Jim Drew cfmdesigns at earthlink.net
Thu Mar 15 13:44:24 PDT 2007


>From: Sebi Tauciuc <stauciuc at gmail.com>
>
>> I have great respect for Raskin's work and writing, but in this case
>> he's just flat wrong.  By automating Save, we take away the security
>> of a 'sandbox' in which a person can doodle, write drafts, project
>> possible futures, or whatever sort of data processing the application
>> permits.  It's like going around and taking the erasers off of
>> everyone's pencils.
>
>I disagree.

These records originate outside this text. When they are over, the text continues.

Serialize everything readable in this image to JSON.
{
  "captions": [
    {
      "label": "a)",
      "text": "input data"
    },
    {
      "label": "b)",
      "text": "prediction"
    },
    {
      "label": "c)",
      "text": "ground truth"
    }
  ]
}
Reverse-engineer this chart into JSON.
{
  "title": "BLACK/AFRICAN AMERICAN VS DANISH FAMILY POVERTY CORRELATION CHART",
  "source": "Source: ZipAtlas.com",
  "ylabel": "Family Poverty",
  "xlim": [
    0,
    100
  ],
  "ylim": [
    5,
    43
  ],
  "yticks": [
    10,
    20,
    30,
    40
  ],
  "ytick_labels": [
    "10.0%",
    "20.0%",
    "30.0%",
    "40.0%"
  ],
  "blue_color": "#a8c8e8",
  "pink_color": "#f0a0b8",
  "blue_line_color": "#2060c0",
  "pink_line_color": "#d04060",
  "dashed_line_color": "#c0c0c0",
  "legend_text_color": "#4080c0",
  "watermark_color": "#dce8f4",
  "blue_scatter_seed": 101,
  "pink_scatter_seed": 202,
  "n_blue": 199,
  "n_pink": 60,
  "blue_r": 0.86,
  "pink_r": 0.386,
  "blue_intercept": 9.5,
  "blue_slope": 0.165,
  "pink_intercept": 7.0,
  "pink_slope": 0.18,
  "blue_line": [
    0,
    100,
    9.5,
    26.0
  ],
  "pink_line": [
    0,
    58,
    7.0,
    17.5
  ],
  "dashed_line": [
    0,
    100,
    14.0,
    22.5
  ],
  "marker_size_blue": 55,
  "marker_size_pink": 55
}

The erasers on everyone's pencils should be the Undo mechanism.
>Writing on a paper should mean(or should have meant) that the pencil
>actually leaves a mark on the surface, not that the mark is recorded
>somewhere in mid-air and will only get written on paper when we say "Save".

Sure it should.  Think of the added power and flexibility that would from such an intermediary, not-yet-committed state.  Just think of the savings on paper and ink.

Don't confuse the fact that "pen on paper leaves mark" is so ingrained into us that it's hard to conceive of some other mechanism with the current situation actually being *better*.

There are definite benefits to not having to do an explicit save.  There are also problem scenarios that it raises.  The question isn't whether those scenarios are detriments which are fatal to automatic save, but whether we can design suitable ways to mitigate things such that the scenarios are not (as) problematic.

The value of a "sandbox" is one such scenario; how can we provide a sandbox that ties easily and seamlessly to the automatic save?  Can we, for example, have an "Open as Sandbox" command which creates an automatically-saving duplicate of the original which can be committed at some  point to merge its stream back onto the original, or be dismissed without harming the original?  Can we (singly or as multiple users) open multiple such sandbox variants, including sandboxes of sandboxes, and be easily able to prune, merge, and even graft the tree of sandboxes?